Drugs don’t always behave exactly as expected. While researchers may develop a drug to perform one specific function that’s perhaps tailored to work for a specific genetic profile, sometimes the drug might perform several other functions outside of its intended purpose.
This concept of drugs having multiple functions, called polypharmacology, may lead to unintended consequences. This is a common occurrence for cancer drugs in clinical trials that can have harmful side effects and treatment toxity.
But polypharmacology may in fact be the norm for most drugs, not the exception. So rather than seeing a drug’s ability to perform many functions as a flaw, biomedical data scientists like me and my lab colleagues believe that it can be used to our advantage in designing drugs that address the full complexity of biology.
Drugs often multitask in cells
When scientists talk about drugs, they like to refer to its mechanism of action, or MOA – essentially, exactly what a drug does when it enters the body. A drug’s official MOA, however, may not actually include all the ways it can affect cells.
For example, the mechanism of action of a drug labeled as a VEGF inhibitor is to block the activity of a protein called VEGF, or vascular endothelial growth factor, in a cell. While VEGF plays an important role making new blood vessels, a process that’s integral to healthy tissue development, it can also be a hallmark of cancer. Blocking VEGF can stop the formation of new blood vessels that supply nutrients to tumors and prevent the growth and spread of many types of cancers.

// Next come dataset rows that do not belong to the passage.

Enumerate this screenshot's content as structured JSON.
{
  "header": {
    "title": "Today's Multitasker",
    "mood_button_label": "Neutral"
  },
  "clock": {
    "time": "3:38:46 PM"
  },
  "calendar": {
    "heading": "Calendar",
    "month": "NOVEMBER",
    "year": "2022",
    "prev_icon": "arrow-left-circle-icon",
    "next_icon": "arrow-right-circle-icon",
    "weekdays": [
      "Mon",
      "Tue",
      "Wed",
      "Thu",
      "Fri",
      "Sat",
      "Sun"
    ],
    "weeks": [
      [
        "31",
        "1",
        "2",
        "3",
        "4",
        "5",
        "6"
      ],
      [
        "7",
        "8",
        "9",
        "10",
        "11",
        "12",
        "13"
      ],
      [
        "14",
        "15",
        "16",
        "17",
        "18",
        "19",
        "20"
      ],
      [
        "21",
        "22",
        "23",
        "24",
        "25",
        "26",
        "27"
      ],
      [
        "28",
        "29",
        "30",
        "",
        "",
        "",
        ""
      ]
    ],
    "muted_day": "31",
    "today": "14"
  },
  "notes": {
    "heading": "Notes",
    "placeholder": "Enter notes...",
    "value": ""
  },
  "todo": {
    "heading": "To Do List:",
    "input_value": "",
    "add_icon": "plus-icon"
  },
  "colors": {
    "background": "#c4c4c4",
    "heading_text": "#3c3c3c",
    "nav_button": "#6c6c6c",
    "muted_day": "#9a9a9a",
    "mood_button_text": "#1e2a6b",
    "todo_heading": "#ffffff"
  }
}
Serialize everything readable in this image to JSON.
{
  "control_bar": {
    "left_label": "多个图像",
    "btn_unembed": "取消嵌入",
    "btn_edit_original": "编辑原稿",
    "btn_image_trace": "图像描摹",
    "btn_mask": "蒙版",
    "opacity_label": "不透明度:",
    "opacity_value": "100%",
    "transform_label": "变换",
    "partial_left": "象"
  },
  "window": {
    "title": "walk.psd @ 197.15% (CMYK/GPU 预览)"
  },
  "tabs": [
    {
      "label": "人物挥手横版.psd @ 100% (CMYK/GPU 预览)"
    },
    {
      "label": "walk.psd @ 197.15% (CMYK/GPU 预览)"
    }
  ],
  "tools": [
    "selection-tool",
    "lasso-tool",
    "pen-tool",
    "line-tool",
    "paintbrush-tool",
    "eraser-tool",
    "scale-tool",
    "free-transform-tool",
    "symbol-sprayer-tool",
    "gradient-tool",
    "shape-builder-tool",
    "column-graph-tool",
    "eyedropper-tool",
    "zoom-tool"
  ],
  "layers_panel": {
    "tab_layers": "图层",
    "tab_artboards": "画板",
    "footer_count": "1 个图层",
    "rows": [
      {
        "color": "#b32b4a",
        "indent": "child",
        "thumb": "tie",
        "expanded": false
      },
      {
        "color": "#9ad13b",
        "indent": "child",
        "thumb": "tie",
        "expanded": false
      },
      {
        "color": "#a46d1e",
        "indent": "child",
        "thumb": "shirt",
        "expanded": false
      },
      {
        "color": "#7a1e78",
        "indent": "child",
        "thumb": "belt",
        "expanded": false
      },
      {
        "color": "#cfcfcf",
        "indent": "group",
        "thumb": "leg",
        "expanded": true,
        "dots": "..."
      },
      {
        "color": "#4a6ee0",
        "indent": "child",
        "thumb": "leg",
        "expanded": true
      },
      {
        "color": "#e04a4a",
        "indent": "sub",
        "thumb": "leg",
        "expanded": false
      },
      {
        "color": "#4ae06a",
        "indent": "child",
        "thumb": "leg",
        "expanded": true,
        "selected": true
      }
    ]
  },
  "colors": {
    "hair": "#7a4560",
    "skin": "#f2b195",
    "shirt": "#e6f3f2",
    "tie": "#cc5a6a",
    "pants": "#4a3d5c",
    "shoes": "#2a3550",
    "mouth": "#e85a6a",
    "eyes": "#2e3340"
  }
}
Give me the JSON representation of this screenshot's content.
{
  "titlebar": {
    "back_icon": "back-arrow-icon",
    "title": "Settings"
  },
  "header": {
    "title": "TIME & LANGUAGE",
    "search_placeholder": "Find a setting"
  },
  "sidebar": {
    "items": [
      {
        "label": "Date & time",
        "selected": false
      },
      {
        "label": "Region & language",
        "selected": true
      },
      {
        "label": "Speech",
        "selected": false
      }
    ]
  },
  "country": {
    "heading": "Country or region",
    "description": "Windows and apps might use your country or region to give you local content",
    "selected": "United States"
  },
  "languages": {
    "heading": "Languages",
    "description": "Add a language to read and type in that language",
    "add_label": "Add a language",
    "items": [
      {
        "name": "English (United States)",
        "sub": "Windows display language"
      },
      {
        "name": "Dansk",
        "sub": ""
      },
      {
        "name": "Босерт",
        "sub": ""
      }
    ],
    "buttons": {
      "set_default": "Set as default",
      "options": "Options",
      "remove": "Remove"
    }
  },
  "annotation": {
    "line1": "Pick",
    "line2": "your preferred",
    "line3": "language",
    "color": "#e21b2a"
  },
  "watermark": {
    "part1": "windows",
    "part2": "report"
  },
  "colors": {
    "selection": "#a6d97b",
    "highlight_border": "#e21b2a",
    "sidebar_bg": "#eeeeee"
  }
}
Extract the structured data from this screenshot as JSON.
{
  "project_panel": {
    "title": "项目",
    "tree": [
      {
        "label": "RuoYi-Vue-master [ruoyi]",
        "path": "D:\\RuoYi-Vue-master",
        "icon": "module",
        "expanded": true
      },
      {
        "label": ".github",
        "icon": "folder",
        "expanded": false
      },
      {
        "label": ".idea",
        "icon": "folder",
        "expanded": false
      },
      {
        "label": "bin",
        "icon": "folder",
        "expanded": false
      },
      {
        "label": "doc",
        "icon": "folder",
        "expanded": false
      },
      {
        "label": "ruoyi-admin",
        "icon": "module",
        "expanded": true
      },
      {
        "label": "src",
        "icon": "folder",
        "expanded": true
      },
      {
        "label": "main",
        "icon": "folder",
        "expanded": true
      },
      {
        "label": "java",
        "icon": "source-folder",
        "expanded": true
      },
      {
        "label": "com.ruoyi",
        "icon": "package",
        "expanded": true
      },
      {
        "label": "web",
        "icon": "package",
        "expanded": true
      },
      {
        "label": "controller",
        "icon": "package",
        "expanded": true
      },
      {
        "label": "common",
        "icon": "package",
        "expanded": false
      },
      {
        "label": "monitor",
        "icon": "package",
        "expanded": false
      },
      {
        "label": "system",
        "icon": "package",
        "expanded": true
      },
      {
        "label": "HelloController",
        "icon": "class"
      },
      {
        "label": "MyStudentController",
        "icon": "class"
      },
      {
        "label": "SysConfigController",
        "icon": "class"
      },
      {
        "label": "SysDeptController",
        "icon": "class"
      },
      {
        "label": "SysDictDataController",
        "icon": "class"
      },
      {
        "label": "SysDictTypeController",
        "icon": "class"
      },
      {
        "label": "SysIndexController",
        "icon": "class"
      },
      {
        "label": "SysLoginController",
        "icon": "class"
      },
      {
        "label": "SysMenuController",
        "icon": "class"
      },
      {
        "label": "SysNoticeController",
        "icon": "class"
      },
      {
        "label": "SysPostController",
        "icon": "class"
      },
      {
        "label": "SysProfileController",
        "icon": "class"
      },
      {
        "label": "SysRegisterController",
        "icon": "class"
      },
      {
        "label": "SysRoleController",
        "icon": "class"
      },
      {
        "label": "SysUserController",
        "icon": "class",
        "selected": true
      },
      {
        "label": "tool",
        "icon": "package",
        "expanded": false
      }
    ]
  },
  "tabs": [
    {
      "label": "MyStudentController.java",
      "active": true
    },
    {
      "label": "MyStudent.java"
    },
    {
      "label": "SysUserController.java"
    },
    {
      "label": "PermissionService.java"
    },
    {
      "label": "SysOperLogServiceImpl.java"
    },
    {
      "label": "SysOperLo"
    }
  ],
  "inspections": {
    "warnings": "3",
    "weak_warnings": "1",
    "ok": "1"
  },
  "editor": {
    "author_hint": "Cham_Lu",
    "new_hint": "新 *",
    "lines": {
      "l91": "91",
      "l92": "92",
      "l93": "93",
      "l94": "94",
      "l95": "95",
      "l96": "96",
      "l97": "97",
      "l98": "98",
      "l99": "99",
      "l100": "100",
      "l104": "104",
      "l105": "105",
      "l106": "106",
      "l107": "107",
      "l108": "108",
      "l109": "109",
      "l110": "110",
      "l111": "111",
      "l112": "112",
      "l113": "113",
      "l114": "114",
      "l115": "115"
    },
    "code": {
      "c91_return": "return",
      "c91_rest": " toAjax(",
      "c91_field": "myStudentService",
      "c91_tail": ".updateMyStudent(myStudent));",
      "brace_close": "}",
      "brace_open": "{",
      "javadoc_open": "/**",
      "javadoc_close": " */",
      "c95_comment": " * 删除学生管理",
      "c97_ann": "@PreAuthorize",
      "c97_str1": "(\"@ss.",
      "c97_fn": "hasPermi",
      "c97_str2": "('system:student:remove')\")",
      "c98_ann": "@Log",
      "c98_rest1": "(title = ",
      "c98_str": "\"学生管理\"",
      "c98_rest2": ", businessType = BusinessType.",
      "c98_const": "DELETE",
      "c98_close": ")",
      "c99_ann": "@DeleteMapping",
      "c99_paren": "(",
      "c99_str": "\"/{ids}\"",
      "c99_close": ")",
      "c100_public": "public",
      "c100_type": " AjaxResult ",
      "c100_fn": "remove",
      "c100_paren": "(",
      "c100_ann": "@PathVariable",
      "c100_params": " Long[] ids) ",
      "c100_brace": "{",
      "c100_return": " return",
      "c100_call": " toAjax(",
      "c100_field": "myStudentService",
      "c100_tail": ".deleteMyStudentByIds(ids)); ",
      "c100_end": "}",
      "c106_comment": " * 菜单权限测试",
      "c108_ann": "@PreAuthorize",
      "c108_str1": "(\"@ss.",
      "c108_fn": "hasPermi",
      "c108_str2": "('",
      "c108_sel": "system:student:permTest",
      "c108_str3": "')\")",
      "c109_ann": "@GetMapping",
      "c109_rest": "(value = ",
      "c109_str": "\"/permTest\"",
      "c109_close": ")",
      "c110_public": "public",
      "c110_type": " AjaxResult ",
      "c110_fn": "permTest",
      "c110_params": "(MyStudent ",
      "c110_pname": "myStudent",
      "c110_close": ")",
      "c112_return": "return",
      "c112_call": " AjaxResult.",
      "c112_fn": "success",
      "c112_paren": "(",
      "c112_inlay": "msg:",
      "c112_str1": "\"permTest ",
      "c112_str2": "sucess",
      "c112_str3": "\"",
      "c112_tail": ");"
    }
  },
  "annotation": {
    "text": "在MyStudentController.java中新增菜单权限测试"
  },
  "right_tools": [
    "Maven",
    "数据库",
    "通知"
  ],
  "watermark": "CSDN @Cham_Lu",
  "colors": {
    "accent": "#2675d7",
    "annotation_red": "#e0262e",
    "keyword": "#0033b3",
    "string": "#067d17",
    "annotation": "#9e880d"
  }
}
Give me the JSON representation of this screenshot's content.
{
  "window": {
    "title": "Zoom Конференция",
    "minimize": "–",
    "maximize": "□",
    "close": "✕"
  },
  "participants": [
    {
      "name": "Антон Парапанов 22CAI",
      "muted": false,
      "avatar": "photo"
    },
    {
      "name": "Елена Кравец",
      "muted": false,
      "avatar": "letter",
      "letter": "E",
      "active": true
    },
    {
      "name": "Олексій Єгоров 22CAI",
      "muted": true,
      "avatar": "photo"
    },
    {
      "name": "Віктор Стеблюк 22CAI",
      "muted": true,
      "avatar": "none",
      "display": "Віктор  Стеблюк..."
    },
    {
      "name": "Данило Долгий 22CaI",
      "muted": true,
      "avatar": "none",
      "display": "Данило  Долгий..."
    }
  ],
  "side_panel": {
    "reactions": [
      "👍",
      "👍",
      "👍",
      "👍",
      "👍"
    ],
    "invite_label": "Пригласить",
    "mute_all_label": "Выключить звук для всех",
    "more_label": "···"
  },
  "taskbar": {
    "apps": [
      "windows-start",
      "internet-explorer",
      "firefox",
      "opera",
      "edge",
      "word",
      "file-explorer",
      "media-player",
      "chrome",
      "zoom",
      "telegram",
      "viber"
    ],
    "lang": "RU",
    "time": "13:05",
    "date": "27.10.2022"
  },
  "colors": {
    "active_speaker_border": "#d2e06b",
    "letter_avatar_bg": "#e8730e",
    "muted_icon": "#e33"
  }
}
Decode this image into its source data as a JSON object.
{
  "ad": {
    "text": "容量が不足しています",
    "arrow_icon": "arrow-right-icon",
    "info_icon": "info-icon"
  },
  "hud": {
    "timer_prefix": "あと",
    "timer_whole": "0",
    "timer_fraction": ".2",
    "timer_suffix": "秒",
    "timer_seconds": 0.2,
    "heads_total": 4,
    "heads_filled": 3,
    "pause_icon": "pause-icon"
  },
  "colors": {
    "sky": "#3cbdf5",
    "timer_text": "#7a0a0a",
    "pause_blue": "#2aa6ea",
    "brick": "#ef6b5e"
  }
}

There are currently 14 drugs inhibiting new blood vessel formation approved in the U.S. to treat cancer, and most target VEGF. You may be wondering why there are so many different drugs available if they’re all inhibiting the same protein. The answer comes down to polypharmacology: While they all most likely work by blocking VEGF in some way, each likely has some other function that may be unique to that drug. That alternative function might cause side effects, or only work in certain conditions.
VEGF belongs to a larger group of proteins called receptor tyrosine kinases, or RTKs, that are challenging to target individually. Many drugs that target one type of RTK, like VEGF, also end up indiscriminately targeting other RTKs because they share a similar chemical structure, potentially causing unwanted side effects.
For example, in 1999, scientists discovered that the infamous morning sickness drug thalidomide also worked as a VEGF inhibitor to treat multiple myeloma, a type of blood cancer. This was a triumph for a drug that, just 70 years prior, was banned worldwide after causing severe birth detects in an estimated 10,000 infants, not including miscarriages and stillbirths.